Monday, August 13, 2007

The privilege of ignoring housework

There's a must-read article in today's New York Times, "Wedded to Work, and in Dire Need of a Wife."

I only have a few minutes to blog because yes, I am in the middle of cleaning up the house before my cleaning person comes. And yes, I am very grateful to be able to hire someone to help me with the work, but it does not get me out of a lot of chores.

The interesting thing about "Wedded to Work, and in Dire Need of a Wife" is that it really shows the male privilege of being ignorant about the benefits of having a wife. A couple is interviewed separately. The wife's perspective is:

“Men lock the door and leave. Things could be a wreck or whatever and it doesn’t affect their other world,” Ms. Santana said. “I walk out and worry about the house looking nice, because the kids have play dates, etc. Someone has to worry about that, and it’s usually not the dad.”

While her husband sees things differently:

“We both do whatever we can do while we’re not sleeping,” he said. Regarding the earnings advantage of married men, he commented: “I can’t think of why that would be.
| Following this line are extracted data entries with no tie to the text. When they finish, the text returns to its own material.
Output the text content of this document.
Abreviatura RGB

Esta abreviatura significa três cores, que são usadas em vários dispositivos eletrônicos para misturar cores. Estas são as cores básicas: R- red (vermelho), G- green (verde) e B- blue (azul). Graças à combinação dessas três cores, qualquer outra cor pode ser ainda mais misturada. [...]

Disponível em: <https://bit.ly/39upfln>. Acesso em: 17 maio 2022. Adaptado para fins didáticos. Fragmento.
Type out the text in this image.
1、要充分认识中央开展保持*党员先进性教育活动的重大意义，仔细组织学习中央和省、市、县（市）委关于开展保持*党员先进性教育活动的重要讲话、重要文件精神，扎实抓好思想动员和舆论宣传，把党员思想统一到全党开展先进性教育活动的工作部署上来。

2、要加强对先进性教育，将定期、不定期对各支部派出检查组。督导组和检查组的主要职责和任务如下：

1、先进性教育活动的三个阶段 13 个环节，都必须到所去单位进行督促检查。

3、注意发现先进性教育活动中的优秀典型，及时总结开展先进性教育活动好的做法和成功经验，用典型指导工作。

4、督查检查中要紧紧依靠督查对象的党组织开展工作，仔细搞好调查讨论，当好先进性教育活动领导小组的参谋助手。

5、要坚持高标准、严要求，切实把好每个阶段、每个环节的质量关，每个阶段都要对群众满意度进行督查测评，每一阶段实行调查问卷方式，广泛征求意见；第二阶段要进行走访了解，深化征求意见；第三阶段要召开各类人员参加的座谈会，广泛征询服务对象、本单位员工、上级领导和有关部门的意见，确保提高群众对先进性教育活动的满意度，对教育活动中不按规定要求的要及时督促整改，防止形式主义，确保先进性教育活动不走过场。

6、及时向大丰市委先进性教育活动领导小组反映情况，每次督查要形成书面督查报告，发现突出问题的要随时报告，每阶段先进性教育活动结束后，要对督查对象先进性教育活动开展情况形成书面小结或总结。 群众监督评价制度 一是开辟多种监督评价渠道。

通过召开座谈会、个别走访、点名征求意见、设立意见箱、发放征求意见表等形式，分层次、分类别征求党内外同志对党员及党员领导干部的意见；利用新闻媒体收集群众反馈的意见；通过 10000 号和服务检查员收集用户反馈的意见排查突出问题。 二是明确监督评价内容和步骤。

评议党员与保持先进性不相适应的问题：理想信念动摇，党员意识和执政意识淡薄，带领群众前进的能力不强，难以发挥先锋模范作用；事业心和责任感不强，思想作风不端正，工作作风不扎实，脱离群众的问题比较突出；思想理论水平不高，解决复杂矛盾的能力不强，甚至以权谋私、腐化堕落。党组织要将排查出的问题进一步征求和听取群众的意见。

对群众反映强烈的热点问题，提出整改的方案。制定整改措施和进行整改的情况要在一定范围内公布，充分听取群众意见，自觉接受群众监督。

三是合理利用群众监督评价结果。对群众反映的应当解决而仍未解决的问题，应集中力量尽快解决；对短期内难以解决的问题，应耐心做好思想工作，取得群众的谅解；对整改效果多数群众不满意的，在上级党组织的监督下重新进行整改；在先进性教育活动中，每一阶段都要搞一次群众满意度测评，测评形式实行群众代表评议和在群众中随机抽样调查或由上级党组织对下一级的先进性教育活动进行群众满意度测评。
I can’t think of what they’d be doing that would cause that.” He has noticed that some married colleagues bring a lunch from home, which he guesses has been packed by the wife, but he doubts that it would increase anyone’s paycheck.


Not only do men get out of doing an equal share of the housework and childcare, but they get to ignore the problem of housework and the benefit they are receiving by having their wives taking care of the issue. (This evokes the idea of white privilege, in which white people don't realize that they are running a race with the wind at their backs.)

I have written quite a bit about this issue of male privilege and it's a drumbeat I intend to keep sounding. Until men realize the benefit they are getting from "women's work," it will never COUNT, economically or socially.

How will this all play out as the Boomers age and "someone" has to take on the task of caregiving? What does it mean to know that we may spend more years taking care of our parents then we do taking care of our children? When "childfree" people, men and women, find themselves dealing with the "non-optional*" issue of parental care, will we come up with some real solutions that make caregiving count? Or will women be left holding the bag once again?

In my family the "kids" in their 60's are very grateful that the "parents" in their 80's and 90's have stable and caring life situations.

Back to housework for now. I know I've previously linked to Judy Syfers' classic 1971 article "Why I Want a Wife," but it's time for one more go-around. It used to make me laugh, but today it makes me want to cry!

And back to the New York Times article for a minute, when both husbands and wives fantasize about whom they could conjure up to be a "devted, trustworthy helper" to rescue them from the drudgery of household management, they both wish for....a Mommy.

Uh-oh.


(*Of course on a societal level, childrearing is also non-optional, but the fact that having children is framed as an individual choice has allowed U. S. society to get away without providing adequate consideration for the caregiving work that parents do.)